The commissioning of Flying Officer Minakshi Kumari marks another important chapter in the expanding role of women in India’s armed forces. A daughter of Haryana’s Charkhi Dadri and an alumna of Army Public School, Dhaula Kuan, she belongs to the first generation of women who entered the National Defence Academy (NDA) after the tri-service institution opened its doors to female cadets.
Her journey from a defence-family upbringing to the blue uniform of the Indian Air Force reflects both personal determination and a broader transformation within India’s military establishment.
Born in Charkhi Dadri, Haryana, Minakshi grew up in an environment shaped by military service. Her father, Subedar Major Ravinder Kumar, serves as a Junior Commissioned Officer in the Army, while her brother is also an Army officer. Like many children raised in defence families, she grew up surrounded by the routines, values and discipline associated with military life. In her case, those experiences appear to have helped shape an early ambition to serve in uniform.
That ambition was reinforced during her years at Army Public School, Dhaula Kuan, one of the country’s best-known defence-linked educational institutions. For Minakshi, the armed forces were not a distant aspiration but a familiar part of everyday life.
The decisive turning point came after the Supreme Court cleared the way for women to join the NDA. For decades, the academy had remained an exclusively male institution, even as women entered the armed forces through other commissioning routes. The admission of women cadets represented a significant shift in the training system that has long produced many of India’s military leaders.
Minakshi was among those who carried that change forward. On August 6, 2022, she joined the NDA as part of its first batch of women cadets. Like all NDA trainees, she faced a demanding schedule of physical conditioning, academics, military instruction and constant assessment. Yet the first women cadets carried an additional responsibility: they were helping define public perceptions of a historic experiment in military inclusion.
After completing her NDA training, she moved to the Air Force Academy at Dundigal near Hyderabad for specialised pre-commissioning instruction. There she entered the demanding world of aviation training, where precision, discipline and sound judgement are essential. The transition marked the final stage of her journey from cadet to officer.
In June 2026, Minakshi was commissioned into the Indian Air Force during the Combined Graduation Parade at the Air Force Academy. The occasion was historic because it included the first group of women NDA entrants to become IAF officers. The parade, reviewed by Defence Minister Rajnath Singh, saw 231 flight cadets commissioned, including 37 women officers and the first batch of ex-NDA women cadets.

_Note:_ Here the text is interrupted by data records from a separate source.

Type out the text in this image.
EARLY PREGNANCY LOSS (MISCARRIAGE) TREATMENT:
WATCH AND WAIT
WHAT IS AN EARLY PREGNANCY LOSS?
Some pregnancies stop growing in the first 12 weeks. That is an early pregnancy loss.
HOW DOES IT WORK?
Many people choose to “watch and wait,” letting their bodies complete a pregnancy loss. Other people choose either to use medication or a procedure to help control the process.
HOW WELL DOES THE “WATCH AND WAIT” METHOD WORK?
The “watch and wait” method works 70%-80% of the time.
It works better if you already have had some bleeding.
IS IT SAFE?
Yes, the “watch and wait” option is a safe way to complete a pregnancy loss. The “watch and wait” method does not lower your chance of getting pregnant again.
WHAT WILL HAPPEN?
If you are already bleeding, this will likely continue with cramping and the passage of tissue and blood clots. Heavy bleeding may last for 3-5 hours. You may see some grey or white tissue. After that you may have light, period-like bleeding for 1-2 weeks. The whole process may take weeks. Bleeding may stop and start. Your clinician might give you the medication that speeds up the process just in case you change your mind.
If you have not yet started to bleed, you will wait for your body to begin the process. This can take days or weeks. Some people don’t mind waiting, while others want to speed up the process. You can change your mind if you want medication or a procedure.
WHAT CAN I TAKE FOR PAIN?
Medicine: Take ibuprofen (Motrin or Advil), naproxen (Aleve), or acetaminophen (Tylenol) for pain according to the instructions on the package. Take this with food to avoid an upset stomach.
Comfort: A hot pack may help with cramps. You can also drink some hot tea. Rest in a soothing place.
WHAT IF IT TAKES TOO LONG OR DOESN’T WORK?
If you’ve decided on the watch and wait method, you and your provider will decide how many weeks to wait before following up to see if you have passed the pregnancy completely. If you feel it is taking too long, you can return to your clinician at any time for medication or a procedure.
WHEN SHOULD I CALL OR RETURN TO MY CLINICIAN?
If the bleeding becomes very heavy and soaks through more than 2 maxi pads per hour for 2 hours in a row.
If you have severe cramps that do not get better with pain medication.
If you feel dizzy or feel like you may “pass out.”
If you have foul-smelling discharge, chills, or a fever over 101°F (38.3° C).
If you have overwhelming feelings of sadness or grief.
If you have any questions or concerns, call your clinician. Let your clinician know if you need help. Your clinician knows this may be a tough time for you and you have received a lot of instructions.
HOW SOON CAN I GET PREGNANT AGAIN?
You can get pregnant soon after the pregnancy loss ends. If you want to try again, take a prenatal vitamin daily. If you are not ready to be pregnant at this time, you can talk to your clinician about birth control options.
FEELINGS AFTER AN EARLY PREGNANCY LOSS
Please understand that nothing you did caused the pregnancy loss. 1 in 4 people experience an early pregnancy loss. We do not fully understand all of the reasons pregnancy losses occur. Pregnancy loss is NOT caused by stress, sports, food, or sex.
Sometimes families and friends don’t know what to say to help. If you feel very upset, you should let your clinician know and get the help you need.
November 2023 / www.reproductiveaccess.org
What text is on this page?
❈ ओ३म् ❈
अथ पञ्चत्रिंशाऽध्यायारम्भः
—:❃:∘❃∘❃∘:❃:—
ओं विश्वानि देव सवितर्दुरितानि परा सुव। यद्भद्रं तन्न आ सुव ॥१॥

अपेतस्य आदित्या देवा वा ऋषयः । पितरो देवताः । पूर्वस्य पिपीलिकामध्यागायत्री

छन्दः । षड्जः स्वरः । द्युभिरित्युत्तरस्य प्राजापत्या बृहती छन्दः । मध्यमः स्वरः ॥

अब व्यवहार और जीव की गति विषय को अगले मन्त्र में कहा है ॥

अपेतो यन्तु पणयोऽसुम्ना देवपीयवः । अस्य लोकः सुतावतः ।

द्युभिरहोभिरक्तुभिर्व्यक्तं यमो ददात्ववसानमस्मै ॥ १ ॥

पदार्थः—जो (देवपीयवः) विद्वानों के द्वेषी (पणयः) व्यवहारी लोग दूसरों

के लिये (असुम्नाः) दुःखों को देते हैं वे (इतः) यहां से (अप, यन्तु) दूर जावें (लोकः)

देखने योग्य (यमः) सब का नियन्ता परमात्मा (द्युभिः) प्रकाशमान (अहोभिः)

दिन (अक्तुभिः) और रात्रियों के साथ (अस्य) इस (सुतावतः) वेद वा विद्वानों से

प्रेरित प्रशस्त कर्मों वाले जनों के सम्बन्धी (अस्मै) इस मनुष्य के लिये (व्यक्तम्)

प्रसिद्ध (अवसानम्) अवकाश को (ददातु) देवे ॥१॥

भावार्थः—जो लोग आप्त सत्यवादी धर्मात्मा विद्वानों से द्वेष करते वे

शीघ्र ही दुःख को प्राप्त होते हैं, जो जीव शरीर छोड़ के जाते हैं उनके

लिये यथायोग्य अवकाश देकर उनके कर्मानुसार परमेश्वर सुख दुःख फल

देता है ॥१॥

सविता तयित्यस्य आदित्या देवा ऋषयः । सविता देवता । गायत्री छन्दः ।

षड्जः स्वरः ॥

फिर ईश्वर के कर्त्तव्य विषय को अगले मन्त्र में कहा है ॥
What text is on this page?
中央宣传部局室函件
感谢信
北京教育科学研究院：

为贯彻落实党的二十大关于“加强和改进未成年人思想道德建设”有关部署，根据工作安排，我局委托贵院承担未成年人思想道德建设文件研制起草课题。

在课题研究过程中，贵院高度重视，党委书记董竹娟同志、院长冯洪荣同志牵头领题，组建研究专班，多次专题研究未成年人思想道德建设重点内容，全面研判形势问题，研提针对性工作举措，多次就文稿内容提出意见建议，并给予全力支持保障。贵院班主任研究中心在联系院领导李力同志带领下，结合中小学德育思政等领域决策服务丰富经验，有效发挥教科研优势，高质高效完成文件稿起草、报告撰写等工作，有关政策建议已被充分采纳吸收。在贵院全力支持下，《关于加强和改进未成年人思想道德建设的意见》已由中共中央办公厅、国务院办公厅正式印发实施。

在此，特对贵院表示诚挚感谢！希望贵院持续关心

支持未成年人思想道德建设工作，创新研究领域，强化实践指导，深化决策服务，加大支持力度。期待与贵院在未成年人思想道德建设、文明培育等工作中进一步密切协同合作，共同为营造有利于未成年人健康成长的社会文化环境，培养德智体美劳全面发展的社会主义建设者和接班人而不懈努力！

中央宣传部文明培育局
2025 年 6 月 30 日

Yet the significance of her commissioning extends beyond the milestone itself. India had already broken barriers in military aviation when Avani Chaturvedi, Bhawana Kanth and Mohana Singh became the country’s first women fighter pilots in 2016. Minakshi’s achievement belongs to the next phase of that evolution. She represents the NDA pathway, which trains officers from the earliest stage of military leadership development.
That distinction matters because the entry of women into the NDA changes the leadership pipeline itself. Young women can now begin their training alongside male cadets, compete within the same system and build careers on a similar institutional foundation. Minakshi’s commissioning therefore represents not only individual success but also a widening of opportunity within the armed forces.
Her story also reflects the enduring influence of military families. For her father and brother, both serving officers, seeing Minakshi wear the IAF uniform was undoubtedly a moment of pride. More broadly, it reflects a changing reality in which traditions of military service are being carried forward not only by sons but increasingly by daughters as well.
Flying Officer Minakshi Kumari’s career is only beginning. The true test of an officer comes in operational service, professional development and leadership responsibilities. Yet her place in India’s military story is already secure. She belongs to a generation of young women who transformed a legal breakthrough into a lived reality.
In that sense, Minakshi’s journey is about more than one officer. It reflects the evolution of an institution, the aspirations of a new generation and the gradual broadening of opportunities within India’s armed forces. For women entering military service today, the sky is no longer merely a symbol of possibility. It is a profession.